As I wrote earlier here, I spent this past weekend remembering my Aunt Brenda.  The service was wonderful and right on the mark with everything she would have enjoyed.  My cousins did an amazing job of allowing family and friends to celebrate their mom.

I have a very close knit family.  When I think of my childhood, 90% of my memories include my extended family.  Even though we live in different cities and states we always pick up right where we left off at our last visit.  It is a very natural feeling being around so many people that I love and cherish.  For the longest time I thought everyone's family was this way.  However, I have come to find out that many of my friends don't know their cousins or interact with aunts and uncles the way I fortunately do.

At Aunt Brenda's funeral service on Saturday I sat next to her daughter, Teche.  Teche was my older sister when I was growing up.  She usually teamed up with my oldest brother to leave me behind when they wanted to go play without me.  But she also had some really cool toys that Aunt Brenda let me play with without Teche knowing so I feel like we are even.

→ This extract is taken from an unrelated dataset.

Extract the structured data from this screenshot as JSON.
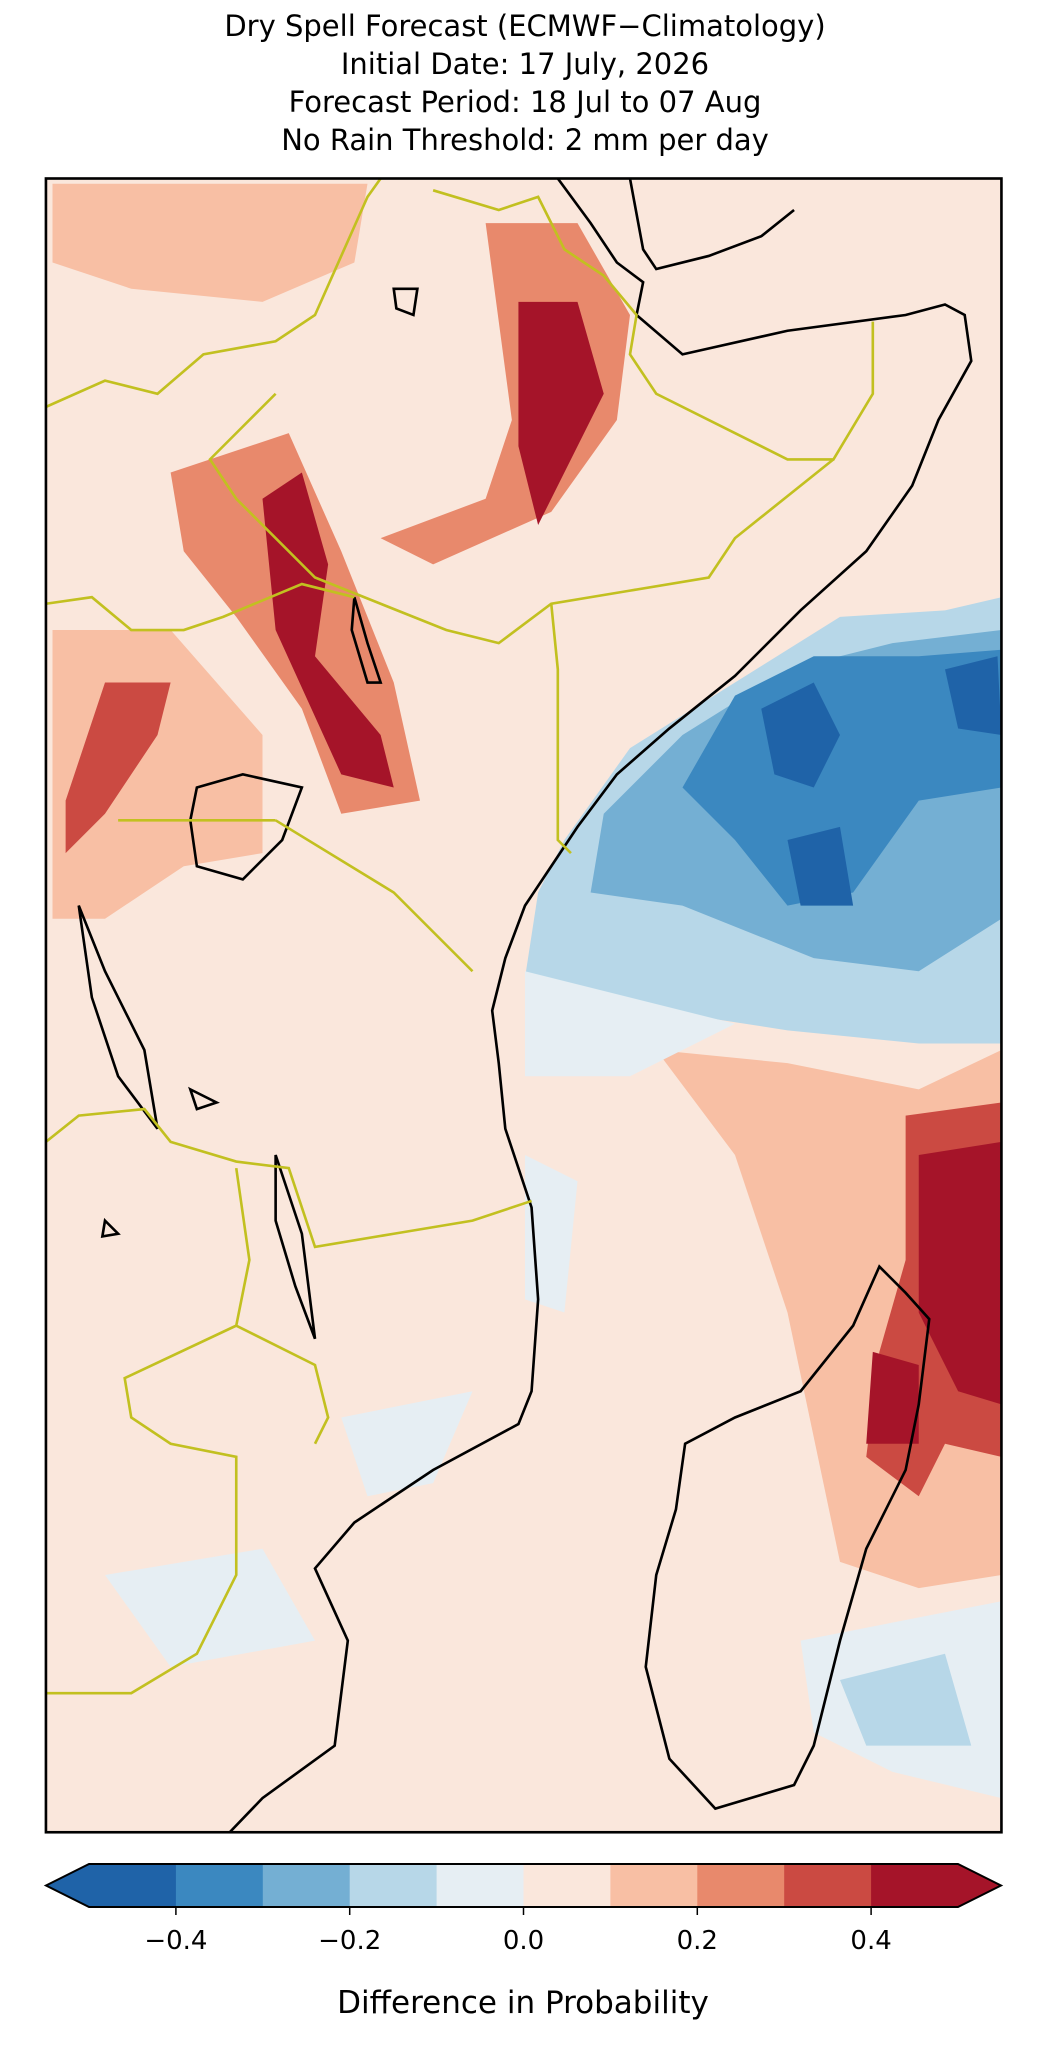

I can't remember what Teche and I were talking about sitting in the pew waiting for the services to start but it had us in stitches laughing.  And we were trying to be quiet with our laughing because it was a funeral.  But then we started laughing harder because we were trying to keep it in.  And then it happened.

I snorted.  Loudly.
Which then made us REALLY lose it.  I was mortified.  Teche couldn't stop pointing and laughing.  It was a horrible circle of laughing really hard and trying to be quiet about it.

When the services were about to get started an announcement was made to please turn all cell phones on silent.  I thought they were also going to say "Teche and Julie ... please separate."